Plattner admitted that customer trust and employee morale have suffered of late. "I will do everything possible to make SAP a happy company," he said.
He addressed head-on one of the most heated issues in SAP's recent history: Its 2008 decision to move customers to a richer-featured but more expensive Enterprise Support service. The plan rankled users worldwide, particularly those with older, stable systems and little need or desire for additional support.
"I was part of the decision that we had to raise maintenance fees," he said. "That is not something we can put in Léo's shoes. This was done by SAP. We made a mistake and we have to change course here, and regain trust from the customers who were more than upset. Unfortunately, the head of the company takes the blame, whether it was just or not."
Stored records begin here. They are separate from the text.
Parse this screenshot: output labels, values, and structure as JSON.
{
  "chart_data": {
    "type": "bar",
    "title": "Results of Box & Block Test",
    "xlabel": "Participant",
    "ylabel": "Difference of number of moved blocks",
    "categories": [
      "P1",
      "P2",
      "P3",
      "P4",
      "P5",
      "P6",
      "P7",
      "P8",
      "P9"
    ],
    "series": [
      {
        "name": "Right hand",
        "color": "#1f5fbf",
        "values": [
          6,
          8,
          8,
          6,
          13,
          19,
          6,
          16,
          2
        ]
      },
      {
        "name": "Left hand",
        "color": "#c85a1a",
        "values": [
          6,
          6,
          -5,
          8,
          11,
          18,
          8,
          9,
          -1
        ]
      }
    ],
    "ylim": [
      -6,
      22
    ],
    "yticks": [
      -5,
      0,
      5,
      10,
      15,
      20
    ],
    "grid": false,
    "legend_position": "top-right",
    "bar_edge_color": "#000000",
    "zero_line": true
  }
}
Plattner would not discuss why Apotheker's contract was not extended, but admitted that it was his idea, although it went through board approval. "I decided that I will only make forward-making statements," he said.
Plattner did offer reasons why Apotheker was not fired. For example, it was not because of problems with Business ByDesign, SAP's on-demand ERP (enterprise resource planning) suite for the midmarket.
SAP has scaled back the roll out of the software while working to ensure it will be profitable enough. A broader launch is expected later this year. "Léo was the one who really was instrumental in turning it around," Plattner said.
Plattner's remarks "are going to go a long way in having SAP restore trust," said Forrester Research analyst Paul Hamerman. "He was very candid on the call. He admitted mistakes. His candor and his accountability will go a long way toward getting SAP back on track."
Although Plattner will leave the day-to-day operations of SAP to Snabe and McDermott, he will remain visible for some time, said Jon Reed , an independent analyst who closely tracks SAP. "I think he's going to stick around ... until SAP's on the right track, in his view," Reed said. "He doesn't want to endure the reputation hit of tooling away in his lab while the company he created goes to pieces."
Apotheker's legacy at SAP in one sense helped foster his demise. Prior to his ascension to CEO, he built "a very successful" global sales organization, Hamerman said. But Apotheker carried that emphasis forward as CEO, to the detriment of technology, he said.
Meanwhile, McDermott and Snabe "complement each other well from both a business standpoint and personality standpoint," Hamerman said. The gregarious, sales-driven McDermott stands in contrast to the soft-spoken but more technical Snabe.
But it's questionable whether a co-CEO approach is sustainable, meaning further changes may still come to SAP's leadership, Hamerman said. "At some point there needs to be a clear CEO in charge. Will it be one of these individuals or someone from the outside?"